I’m fresh into the AR world. Most of what I know, I’ve learned from this site. Glad to have it available, thanks.
Here’s the deal. While I was newly “in the market” and considering an AR, I came across a friend of a friend deal. He had an LWRC M6a2 with LOTS of extras all for a steal of a price. Looked briefly at lwrc’s track record, and figuring I could resale it regardless, I jumped in. So far I have been pleased with its performance and am really falling for ar’s. PROBLEM and point of this post is that I get a mouth/face full of gas every time I shoot it. I’m shooting xm193 and the gas burns my lungs and my eyes consistently. SO is this typical of ar’s in general or just limited to the piston/gas nozel blow off of the lwrc? Am I just a puss and are my hopes of preventing lung cancer an overly preemptive precaution? I’m not having a great time shooting it due to this and if the piston is the prob here, I’m thinking of dumping it and persuing my wants for a DI sbr. Well, I’m kinda leaning that way anyway, so if anyone could lend some thoughts, I’d appreciate it.
Seems to make sense that it would be coming from the charging handle area. How common is this and is it purely a tolerance/fitment issue or a bcg specific cycle issue? Am I sooting in the dark at the possibilites?..probably. Thanks for the help.
i suppose you could TRY a gasbuster, but i somewhat doubt that’ll help… the only gas that enters the receiver with a piston is back pressure, which, on an unsuppressed gun, shouldn’t be much. im not all that up on the different piston designs, but i’m sort of thinking you’ve got a crack/other leak in your piston assembly thats shooting it back into your face from the handguard area
It might allow more volume of gas back through the system, in effect making the “smoke and fumes” he’s referring to. More gas would escape back through the chamber as the BCG cycled due to the extra back-pressure from a suppressed setting. Still, it shouldn’t be that noticeable.
There is no mode selector for the m6a2, that’s the a3. I can’t say I have ever noticed the gas issue with any shooting speeds less than double/triple taps. So it does seem to happen under rapid fire. And yes, it would have to be a backpressure issue if there wasn’t something amiss with the piston system, being that the carrier key is struck mechanically or not pneumatically. Next step I guess is to contact lwrc or head over to their forums.
I’m with Templar, something ain’t right. I’d take it to a good AR Smith or call the manufacturer and discuss it with them. Send it to them and have them check it out. You have a leak some where.
If there was a suppressor selection it would let less gas through. A suppressor adds backpressure so you need to dial the gas pressure down accordingly.
How does your brass look? With my DI AR my brass comes out clean except maybe a small bit right at the neck.

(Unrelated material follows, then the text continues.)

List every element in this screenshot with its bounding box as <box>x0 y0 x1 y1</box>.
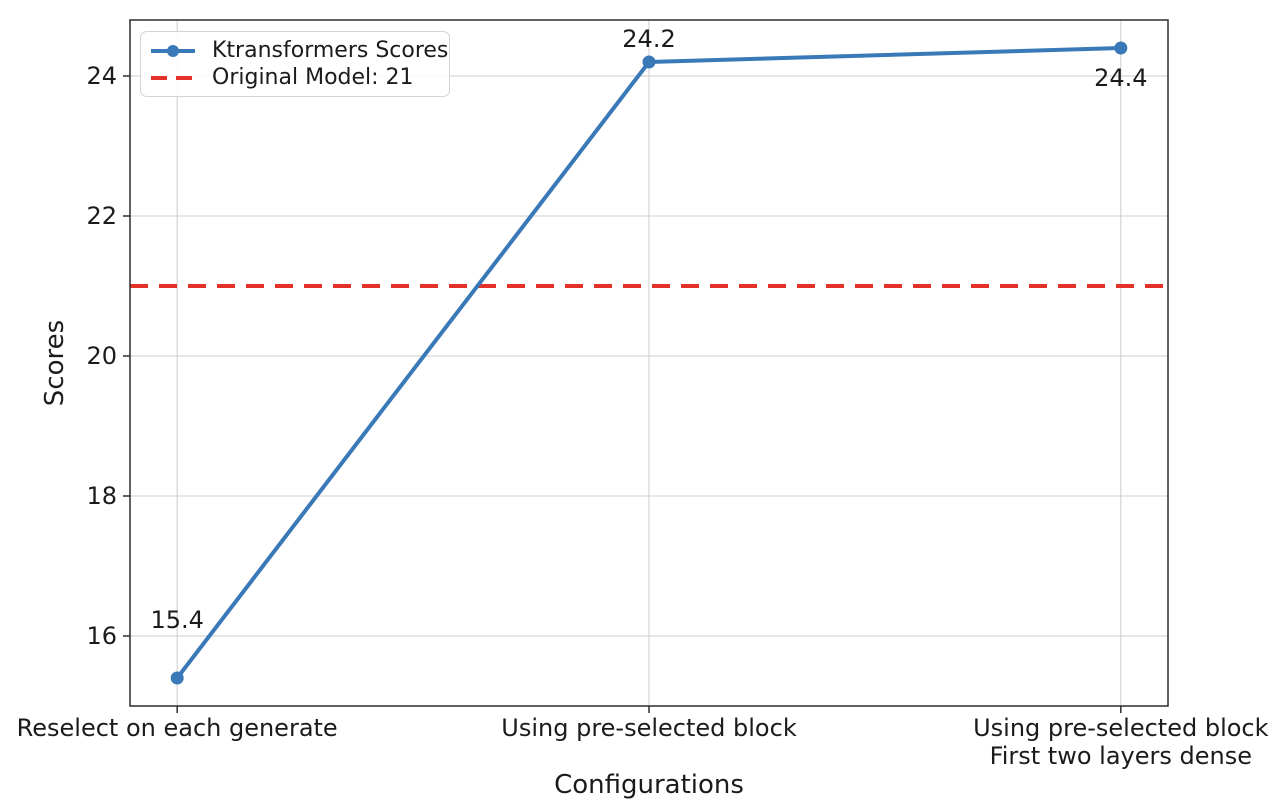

How much lube have you been using? There is a post somewhere here about how to properly lube an AR if you havent looked at it yet. Im not saying its your problem but just something else to check.
Anyway as the other posters said thats not normal unless your shooting suppressed.
Yes, but in letting less gas through to the piston, it would create higher barrel/chamber pressures, resulting in more back-pressure when the bolt unlocks. This is how carbon still ends up all over the inside of both receivers on a piston gun. Yes, it’s not that much, but it’s still a possibility.